I have a large number of files which I need to make into SAS datasets. I have the names of all the files in a SAS dataset, for example:

doc_names
1. filename1
2. filename2
      .
      .
      .

So I need to access each filename, concatenate it with the path to the file and tell SAS to grab that file and make a dataset out of it.

For example, if I were doing this in R, it would look something like this:

path = 'path-to-files'
filenames = readLines('file-with-filenames.txt')
for (i in 1:length(filenames)) {
  current.file = filenames[i]
  full.file = paste0(path, current.file)
  data.set = read.csv(full.file)
}

It's basically current.file = filenames[i] portion that I can't figure out in SAS. I need to be able to make a macro variable out of a particular entry of a dataset so that I can concatenate it with the pathway and then tell SAS that it is a filename.

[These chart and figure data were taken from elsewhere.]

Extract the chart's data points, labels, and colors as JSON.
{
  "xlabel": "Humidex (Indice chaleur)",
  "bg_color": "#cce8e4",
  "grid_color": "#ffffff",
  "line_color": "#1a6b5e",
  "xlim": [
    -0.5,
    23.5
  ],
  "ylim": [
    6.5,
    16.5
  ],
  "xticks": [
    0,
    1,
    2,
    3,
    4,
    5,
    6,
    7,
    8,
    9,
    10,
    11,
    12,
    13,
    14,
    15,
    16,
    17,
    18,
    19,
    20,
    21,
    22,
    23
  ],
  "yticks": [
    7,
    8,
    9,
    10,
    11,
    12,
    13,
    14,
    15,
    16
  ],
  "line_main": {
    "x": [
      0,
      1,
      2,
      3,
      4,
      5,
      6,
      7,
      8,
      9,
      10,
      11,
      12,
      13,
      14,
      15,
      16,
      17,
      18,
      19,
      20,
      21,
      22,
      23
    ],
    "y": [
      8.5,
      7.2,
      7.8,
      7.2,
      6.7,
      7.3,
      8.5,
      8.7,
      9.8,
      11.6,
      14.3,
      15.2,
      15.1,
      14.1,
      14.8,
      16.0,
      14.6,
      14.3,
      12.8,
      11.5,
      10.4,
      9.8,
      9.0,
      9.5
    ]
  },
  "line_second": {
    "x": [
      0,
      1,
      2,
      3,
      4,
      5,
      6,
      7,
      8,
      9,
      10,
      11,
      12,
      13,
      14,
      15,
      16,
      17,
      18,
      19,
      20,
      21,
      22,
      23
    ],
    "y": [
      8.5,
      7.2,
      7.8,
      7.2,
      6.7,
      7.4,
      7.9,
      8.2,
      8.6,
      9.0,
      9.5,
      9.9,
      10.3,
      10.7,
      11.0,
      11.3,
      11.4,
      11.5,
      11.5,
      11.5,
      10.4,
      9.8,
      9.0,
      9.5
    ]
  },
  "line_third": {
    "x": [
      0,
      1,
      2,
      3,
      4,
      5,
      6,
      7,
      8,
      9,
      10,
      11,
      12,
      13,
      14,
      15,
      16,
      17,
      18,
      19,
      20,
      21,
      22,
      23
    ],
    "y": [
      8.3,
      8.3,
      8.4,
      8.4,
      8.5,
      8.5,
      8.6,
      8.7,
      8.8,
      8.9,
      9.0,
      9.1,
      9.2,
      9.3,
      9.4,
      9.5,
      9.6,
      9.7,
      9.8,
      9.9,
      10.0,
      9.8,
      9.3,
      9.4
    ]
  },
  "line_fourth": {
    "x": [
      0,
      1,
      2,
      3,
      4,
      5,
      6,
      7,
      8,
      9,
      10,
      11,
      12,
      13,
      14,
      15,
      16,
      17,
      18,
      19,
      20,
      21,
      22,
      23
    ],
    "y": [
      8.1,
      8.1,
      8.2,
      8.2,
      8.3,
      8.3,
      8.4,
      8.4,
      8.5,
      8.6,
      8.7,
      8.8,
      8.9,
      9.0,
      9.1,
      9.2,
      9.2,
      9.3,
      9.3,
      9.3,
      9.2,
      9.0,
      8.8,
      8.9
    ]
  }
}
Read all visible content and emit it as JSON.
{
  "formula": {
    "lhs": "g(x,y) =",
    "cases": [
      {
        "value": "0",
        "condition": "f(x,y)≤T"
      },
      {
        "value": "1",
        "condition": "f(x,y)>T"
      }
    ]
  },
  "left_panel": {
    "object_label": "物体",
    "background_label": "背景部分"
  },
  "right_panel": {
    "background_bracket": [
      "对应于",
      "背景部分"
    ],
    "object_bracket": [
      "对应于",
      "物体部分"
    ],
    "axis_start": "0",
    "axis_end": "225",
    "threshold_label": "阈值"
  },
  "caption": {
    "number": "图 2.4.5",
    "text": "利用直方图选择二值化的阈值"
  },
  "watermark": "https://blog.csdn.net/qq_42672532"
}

P.S., I am aware that I can create a new dataset entry which has the full pathway to the file. That is all well and good, but it isn't the heart of the problem.

Thanks for the help!

2
Can we assume that you do actually want X separate data sets? SAS can read all the files into a single file and identify which file it comes from in a single step - using either the wildcard and or filevar/filename options. In general, it's better to have a single dataset and use BY processing further on.Reeza

2 Answers

1
votes

Personally I find it much easier to use a data step to generate code for this type of one off programming task. So read the filenames from your file, create variables with the name of the full path to the file and what dataset name you want to import the CSV file into. Then you have all the information you need to write the PROC IMPORT statement.

filename code temp;
data filenames ;
  length path $100 filename $100 dsname $32 fullname $200 ;
  path = 'path-to-files' ;
  infile 'file-with-filenames.txt' truncover;
  input filename $100.;
  fullname=catx('/',path,filename);
  dsname = scan(filename,1,'.');
  file code ;
  put 'proc import datafile=' fullname :$quote. 'out=' dsname
    / '  dbms=dlm replace ; '
    / '  delimiter=","; '
    / 'run;'
  ;
run;
%include code / source2 ;

Also in reality I am not sure I would trust either PROC IMPORT or read.csv() to consistently convert a series of files into the same structure. If the CSV files all contain the same type of information I would just read them all into one dataset. So if your CSV files all have four variables then this data step will read them all into one data set.

data all_data ;
  length path $100 filename $100 fullname $200 ;
  path = 'path-to-files' ;
  infile 'file-with-filenames.txt' truncover;
  input filename $100.;
  fullname=catx('/',path,filename);
  infile csv filevar=fullname dsd truncover end=eof ;
  * skip the header line;
  if not eof then input ;
  do while (not eof);
    length var1 var2 8 var3 $20 var4 8 ;
    informat var2 date9.;
    input var1-var4 ;
    output;
  end;
run;
0
votes

Assuming you have a macro that contains your reading in code [e.g. %readin(file=) which contains the proc import or what have you], you have a lot of options. The easiest:

proc sql;
  select cats('%readin(file=',filename,')') 
  into :readinlist separated by ' '
  from yourdataset;
quit;

If the path is constant, you can either add that to your readin macro (hardcoded), or add it as a parameter to your readin macro, or add it to the concatenation above - whatever makes the most sense for your problem.